Mar 08, 2005 17:31
I was thinking of doing one of those, "all you are," posts, but I'm so ennui-laden with trying to summarize myself. You just cannot wrap a person in words-that's what's so riveting and adoration-spurring about characters-they're confinable people, just as amazing and real as real people, and yet, they can be ensconced neatly into written words.
If I seem to be rambling and just off my game, that's probably because I'm up in the air. I'm still going through all of the motions of my idyllic life (when I’m honest about it, I have nothing to contest), and yet...I'm not just existing. (I wish I were.)
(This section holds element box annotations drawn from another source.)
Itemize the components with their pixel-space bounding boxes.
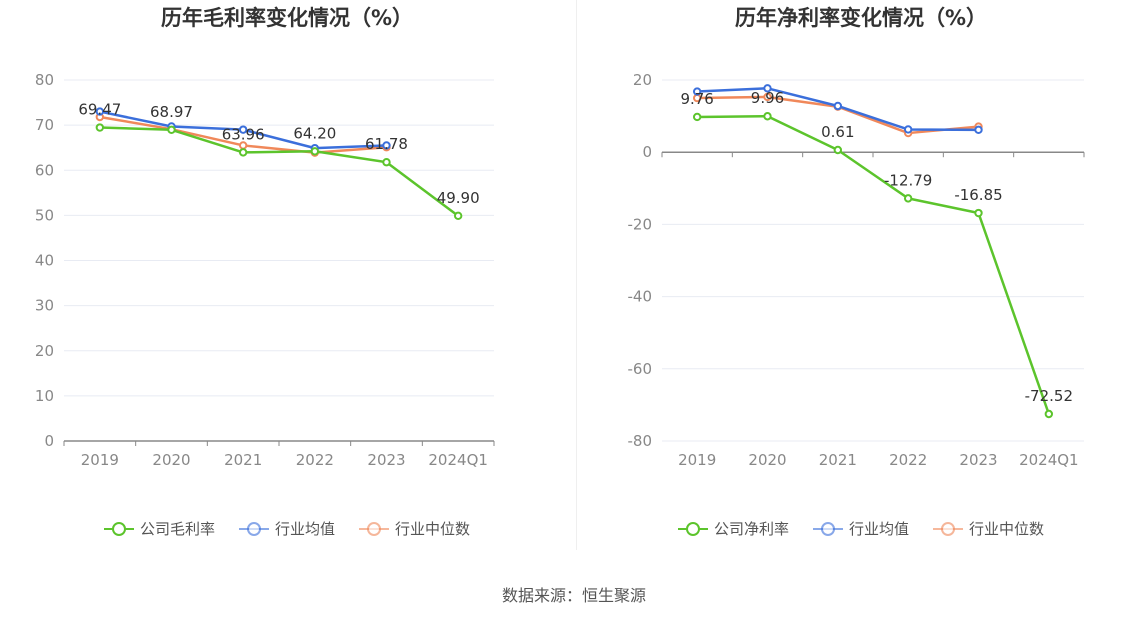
series-line bbox=[99, 126, 459, 217]
y-tick-label: -20 bbox=[628, 215, 653, 233]
data-label: 64.20 bbox=[293, 124, 336, 142]
x-tick-label: 2020 bbox=[748, 451, 786, 469]
y-tick-label: 60 bbox=[35, 161, 54, 179]
data-point bbox=[310, 147, 320, 156]
y-tick-label: -60 bbox=[628, 360, 653, 378]
chart-title: 历年毛利率变化情况（%） bbox=[160, 6, 414, 30]
data-point bbox=[382, 141, 391, 150]
y-tick-label: -40 bbox=[628, 288, 653, 306]
data-label: 68.97 bbox=[150, 103, 193, 121]
legend-item-company[interactable]: 公司毛利率 bbox=[103, 518, 215, 539]
legend-label: 公司净利率 bbox=[713, 520, 789, 538]
y-tick-label: 20 bbox=[633, 71, 652, 89]
x-tick-label: 2024Q1 bbox=[1019, 451, 1079, 469]
data-label: -16.85 bbox=[954, 186, 1002, 204]
data-point bbox=[692, 112, 702, 122]
y-tick-label: -80 bbox=[628, 432, 653, 450]
data-point bbox=[238, 148, 248, 157]
legend-line-icon bbox=[359, 521, 389, 536]
x-tick-label: 2023 bbox=[367, 451, 405, 469]
data-point bbox=[763, 92, 772, 102]
data-point bbox=[167, 125, 176, 134]
x-tick-label: 2022 bbox=[889, 451, 927, 469]
data-point bbox=[833, 145, 843, 155]
x-tick-label: 2019 bbox=[678, 451, 716, 469]
chart-legend: 公司净利率 行业均值 行业中位数 bbox=[574, 518, 1148, 539]
y-tick-label: 10 bbox=[35, 387, 54, 405]
legend-line-icon bbox=[812, 521, 843, 536]
legend-item-industry-median[interactable]: 行业中位数 bbox=[359, 518, 470, 539]
data-point bbox=[763, 112, 772, 121]
x-tick-label: 2022 bbox=[296, 451, 334, 469]
x-tick-label: 2024Q1 bbox=[428, 451, 488, 469]
data-source-note: 数据来源：恒生聚源 bbox=[501, 586, 646, 605]
data-point bbox=[833, 101, 843, 111]
legend-item-industry-median[interactable]: 行业中位数 bbox=[933, 518, 1044, 539]
y-tick-label: 70 bbox=[35, 116, 54, 134]
data-label: 9.76 bbox=[680, 90, 713, 108]
data-label: 49.90 bbox=[437, 189, 480, 207]
y-tick-label: 0 bbox=[642, 143, 652, 161]
data-label: 69.47 bbox=[78, 101, 121, 119]
panel-divider bbox=[576, 0, 577, 550]
legend-item-company[interactable]: 公司净利率 bbox=[677, 518, 789, 539]
gross-margin-chart-panel: 历年毛利率变化情况（%） 0 10 20 30 40 50 60 70 80 2019 2020 20… bbox=[0, 0, 574, 560]
data-label: 61.78 bbox=[365, 135, 408, 153]
data-point bbox=[238, 125, 248, 134]
data-point bbox=[95, 123, 105, 132]
y-tick-label: 30 bbox=[35, 297, 54, 315]
data-label: 0.61 bbox=[821, 123, 854, 141]
legend-line-icon bbox=[238, 521, 269, 536]
legend-label: 行业均值 bbox=[848, 520, 909, 538]
data-point bbox=[974, 125, 983, 135]
y-tick-label: 40 bbox=[35, 252, 54, 270]
chart-title: 历年净利率变化情况（%） bbox=[734, 6, 988, 30]
data-point bbox=[763, 84, 772, 93]
data-point bbox=[453, 211, 463, 221]
y-tick-label: 80 bbox=[35, 71, 54, 89]
x-tick-label: 2020 bbox=[152, 451, 190, 469]
legend-label: 行业中位数 bbox=[969, 520, 1045, 538]
x-tick-label: 2023 bbox=[959, 451, 997, 469]
legend-label: 行业均值 bbox=[274, 520, 335, 538]
x-tick-label: 2021 bbox=[224, 451, 262, 469]
data-point bbox=[974, 208, 983, 218]
data-point bbox=[903, 125, 913, 134]
data-point bbox=[1044, 409, 1054, 419]
x-tick-label: 2021 bbox=[819, 451, 857, 469]
y-tick-label: 20 bbox=[35, 342, 54, 360]
legend-line-icon bbox=[103, 521, 134, 536]
chart-legend: 公司毛利率 行业均值 行业中位数 bbox=[0, 518, 574, 539]
y-tick-label: 0 bbox=[44, 432, 54, 450]
data-label: 63.96 bbox=[222, 125, 265, 143]
series-line bbox=[697, 114, 1051, 415]
data-point bbox=[903, 194, 913, 203]
y-tick-label: 50 bbox=[35, 206, 54, 224]
data-label: 9.96 bbox=[751, 89, 784, 107]
data-label: -72.52 bbox=[1025, 387, 1073, 405]
legend-line-icon bbox=[933, 521, 963, 536]
legend-item-industry-mean[interactable]: 行业均值 bbox=[812, 518, 909, 539]
data-label: -12.79 bbox=[884, 171, 932, 189]
x-tick-label: 2019 bbox=[81, 451, 119, 469]
net-margin-chart: -80 -60 -40 -20 0 20 2019 2020 2021 2022 2023 2024Q… bbox=[628, 71, 1085, 469]
gross-margin-chart: 0 10 20 30 40 50 60 70 80 2019 2020 2021 2022 2023 202… bbox=[35, 71, 495, 469]
legend-label: 行业中位数 bbox=[395, 520, 471, 538]
net-margin-chart-panel: 历年净利率变化情况（%） -80 -60 -40 -20 0 20 2019 2020 2021… bbox=[574, 0, 1148, 560]
data-point bbox=[692, 87, 702, 96]
legend-label: 公司毛利率 bbox=[139, 520, 215, 538]
legend-line-icon bbox=[677, 521, 708, 536]
data-point bbox=[95, 107, 105, 116]
legend-item-industry-mean[interactable]: 行业均值 bbox=[238, 518, 335, 539]
data-point bbox=[382, 158, 391, 167]
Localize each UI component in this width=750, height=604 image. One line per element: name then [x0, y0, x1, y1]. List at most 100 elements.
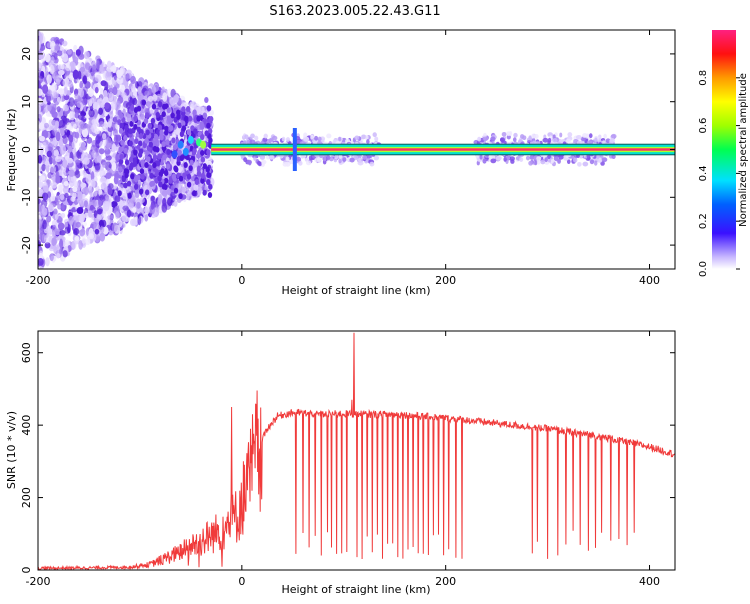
spectrogram-sideband-point	[261, 160, 265, 166]
spectrogram-cluster-point	[206, 105, 212, 112]
spectrogram-cluster-point	[152, 145, 158, 152]
spectrogram-noise-point	[49, 165, 57, 174]
spectrogram-sideband-point	[588, 133, 593, 139]
spectrogram-noise-point	[44, 160, 50, 166]
spectrogram-noise-point	[81, 193, 86, 200]
spectrogram-cluster-point	[142, 142, 147, 149]
spectrogram-sideband-point	[296, 156, 302, 162]
spectrogram-sideband-point	[540, 159, 546, 165]
spectrogram-noise-point	[49, 253, 54, 262]
snr-x-tick-label: -200	[26, 575, 51, 588]
spectrogram-noise-point	[45, 163, 50, 173]
spectrogram-cluster-point	[129, 120, 134, 127]
spectrogram-noise-point	[162, 92, 168, 102]
spectrogram-noise-point	[73, 44, 78, 52]
spectrogram-sideband-point	[552, 137, 558, 143]
spectrogram-noise-point	[111, 222, 118, 233]
spectrogram-noise-point	[134, 189, 140, 198]
spectrogram-cluster-point	[128, 140, 133, 147]
spectrogram-cluster-point	[128, 128, 133, 135]
spectrogram-noise-point	[167, 197, 173, 206]
spectrogram-noise-point	[62, 134, 68, 145]
spectrogram-noise-point	[125, 73, 130, 82]
spectrogram-cluster-point	[130, 173, 135, 180]
spectrogram-noise-point	[39, 135, 46, 142]
spectrogram-sideband-point	[338, 158, 342, 164]
spectrogram-cluster-point	[204, 96, 209, 103]
spectrogram-noise-point	[39, 175, 46, 181]
spectrogram-cluster-point	[138, 148, 144, 155]
spectrogram-noise-point	[38, 104, 42, 113]
spectrogram-noise-point	[60, 126, 65, 137]
spectrogram-sideband-point	[250, 133, 255, 139]
spectrogram-cluster-point	[196, 170, 202, 177]
spectrogram-noise-point	[137, 92, 144, 103]
spectrogram-noise-point	[121, 214, 128, 222]
spectrogram-y-axis-label: Frequency (Hz)	[5, 109, 18, 192]
spectrogram-noise-point	[91, 149, 96, 159]
spectrogram-sideband-point	[552, 134, 556, 140]
spectrogram-noise-point	[89, 204, 95, 211]
spectrogram-cluster-point	[165, 163, 171, 170]
spectrogram-sideband-point	[544, 157, 548, 163]
spectrogram-noise-point	[41, 164, 46, 172]
spectrogram-cluster-point	[173, 165, 178, 172]
spectrogram-noise-point	[57, 203, 62, 210]
spectrogram-noise-point	[85, 238, 91, 246]
spectrogram-x-axis-label: Height of straight line (km)	[281, 284, 430, 297]
spectrogram-cluster-point	[133, 107, 139, 114]
snr-plot-area	[38, 332, 675, 570]
spectrogram-noise-point	[107, 118, 113, 129]
spectrogram-cluster-point	[144, 112, 150, 119]
spectrogram-sideband-point	[298, 160, 303, 166]
spectrogram-cluster-point	[138, 188, 144, 195]
spectrogram-sideband-point	[567, 132, 573, 137]
spectrogram-noise-point	[137, 215, 142, 226]
spectrogram-cluster-point	[156, 128, 161, 135]
snr-y-axis-label: SNR (10 * v/v)	[5, 411, 18, 489]
spectrogram-cluster-point	[168, 125, 174, 132]
spectrogram-noise-point	[118, 184, 124, 193]
spectrogram-cluster-point	[152, 154, 158, 161]
spectrogram-noise-point	[68, 169, 75, 177]
spectrogram-noise-point	[53, 208, 58, 215]
spectrogram-cluster-point	[168, 177, 173, 184]
spectrogram-noise-point	[56, 50, 63, 57]
spectrogram-cluster-point	[146, 156, 151, 163]
spectrogram-sideband-point	[610, 133, 617, 139]
spectrogram-noise-point	[99, 194, 104, 201]
spectrogram-noise-point	[83, 200, 88, 208]
spectrogram-noise-point	[79, 66, 86, 73]
spectrogram-cluster-point	[144, 137, 149, 144]
colorbar: 0.0 0.2 0.4 0.6 0.8 Normalized spectral ampl…	[698, 30, 749, 277]
spectrogram-noise-point	[107, 187, 113, 196]
spectrogram-cluster-point	[147, 122, 153, 129]
spectrogram-noise-point	[108, 206, 113, 214]
spectrogram-sideband-point	[361, 134, 367, 140]
colorbar-gradient	[712, 30, 736, 269]
spectrogram-noise-point	[80, 123, 87, 130]
spectrogram-cluster-point	[161, 111, 166, 118]
spectrogram-noise-point	[93, 223, 100, 230]
spectrogram-cluster-point	[126, 180, 132, 187]
spectrogram-cluster-point	[184, 115, 189, 122]
spectrogram-noise-point	[62, 159, 68, 169]
spectrogram-cluster-point	[119, 122, 124, 129]
spectrogram-sideband-point	[334, 154, 339, 160]
spectrogram-noise-point	[38, 258, 44, 266]
spectrogram-noise-point	[49, 64, 55, 75]
spectrogram-cluster-point	[123, 135, 128, 142]
spectrogram-x-tick-label: 200	[435, 274, 456, 287]
spectrogram-noise-point	[94, 86, 99, 94]
spectrogram-cluster-point	[172, 144, 178, 151]
spectrogram-sideband-point	[268, 137, 274, 143]
spectrogram-noise-point	[115, 134, 122, 142]
spectrogram-noise-point	[135, 81, 139, 89]
spectrogram-sideband-point	[510, 159, 515, 164]
spectrogram-noise-point	[38, 211, 42, 218]
spectrogram-noise-point	[92, 77, 99, 84]
spectrogram-sideband-point	[248, 160, 252, 166]
spectrogram-noise-point	[172, 182, 179, 190]
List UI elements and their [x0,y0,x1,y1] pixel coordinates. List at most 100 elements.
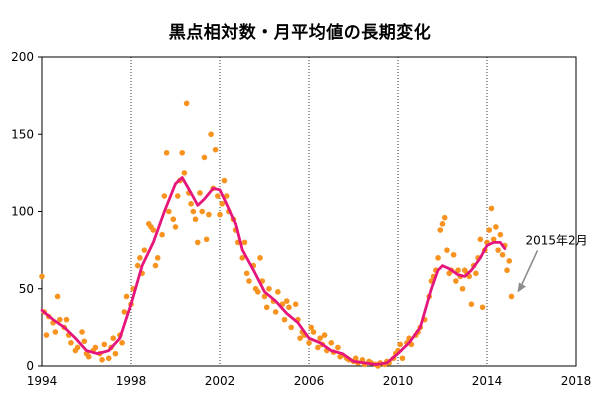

I’m basically ripping out the current mental interior and raiding the furniture department for suitable trappings. This will eventually be rewarding, but I'm unnerved because I'm sure I'm imparting this sporadic, annoying person right now, and I'm really not. I'm just...not stanch. By definition, I can’t be, because you can’t be stalwart in the nonexistent convictions. I mean, people are, in things they don’t believe in, but I try not to deal with that. Everything is in the air, so there's really nothing cohesive at this point. When it has all crystallized, I'm sure it will be amazing. Right now, there’s me (the me that you deal with) and there’s this (if I may utilize a film-ism-I am applying it differently) an Idea of Me. And even I do not know what it is.
But right now, I'm a bundle of nerves, and it's maddening. I greatly look forward to the day when I can summarize myself.